Event Types
Overview
This guide provides an overview of the different types of events generated by R!AN and details how these events are categorized and stored. Understanding these event types and their destinations is crucial for integrating with the system, allowing for effective data management and retrieval.
Event Categories
R!AN generates three primary types of events:
- Index Events
- Graph Events
- Vector Events
Each event type serves a specific purpose and is stored in a database optimized for its data structure.
1. Index Events
Description: Index events are structured data points optimized for quick retrieval and efficient storage. They are designed to facilitate rapid querying and data retrieval operations.
Use Cases:
- Full-text search
- Filtering and sorting records
- Quick access to structured information
Destination Databases: Relational databases like PostgreSQL, MySQL, or specialized search engines like Elasticsearch.
2. Graph Events
Description: Graph events represent relationships between concepts/entities, making them ideal for understanding connections and network structures within your data.
Use Cases:
- Social network analysis
- Recommendation systems
- Knowledge graphs
Destination Databases: Graph databases such as Neo4j , which allow for complex queries over relationships.
3. Vector Events
Description: Vector events contain high-dimensional contextually-aware vectors used for similarity search and machine learning applications.
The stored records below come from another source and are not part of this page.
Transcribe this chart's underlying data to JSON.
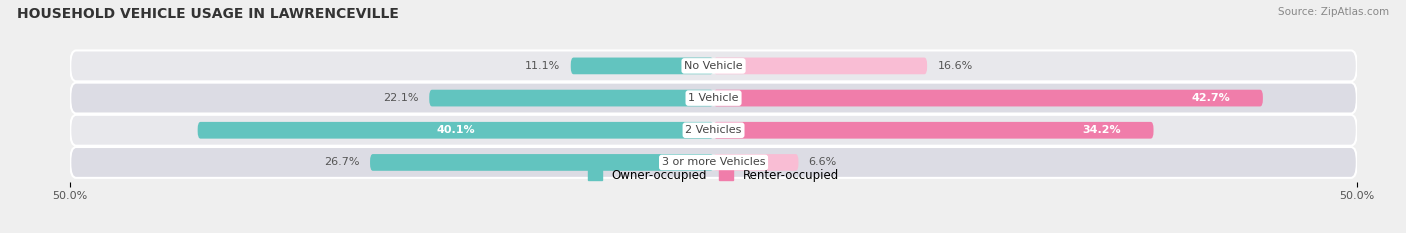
{
  "title": "HOUSEHOLD VEHICLE USAGE IN LAWRENCEVILLE",
  "source": "Source: ZipAtlas.com",
  "categories": [
    "No Vehicle",
    "1 Vehicle",
    "2 Vehicles",
    "3 or more Vehicles"
  ],
  "owner_values": [
    11.1,
    22.1,
    40.1,
    26.7
  ],
  "renter_values": [
    16.6,
    42.7,
    34.2,
    6.6
  ],
  "owner_color": "#62c4bf",
  "renter_color": "#f07daa",
  "renter_light_color": "#f9bdd4",
  "bg_color": "#efefef",
  "row_bg_colors": [
    "#e8e8ec",
    "#dcdce4"
  ],
  "xlim": 50.0,
  "legend_owner": "Owner-occupied",
  "legend_renter": "Renter-occupied",
  "title_fontsize": 10,
  "source_fontsize": 7.5,
  "label_fontsize": 8,
  "cat_fontsize": 8,
  "bar_height": 0.52,
  "owner_label_threshold": 35.0,
  "renter_label_threshold": 30.0
}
They are essential for tasks involving embeddings and vector space computations.
Use Cases:
- Semantic search space
- Recommendation engines
- Graph Neural Networks
Destination Databases: Vector databases like PGVector, or Embedded Postgres, designed for efficient similarity search and retrieval in large datasets.
Summary
R!AN's event-based architecture allows for efficient data processing and storage by categorizing data into Index, Graph, and Vector events. Each event type is optimized for specific use cases and stored in databases suited to their data structures, enabling high-performance data retrieval and analysis.
By understanding these event types and their schemas, you can effectively integrate R!AN into your data processing workflows and leverage its capabilities for advanced data management.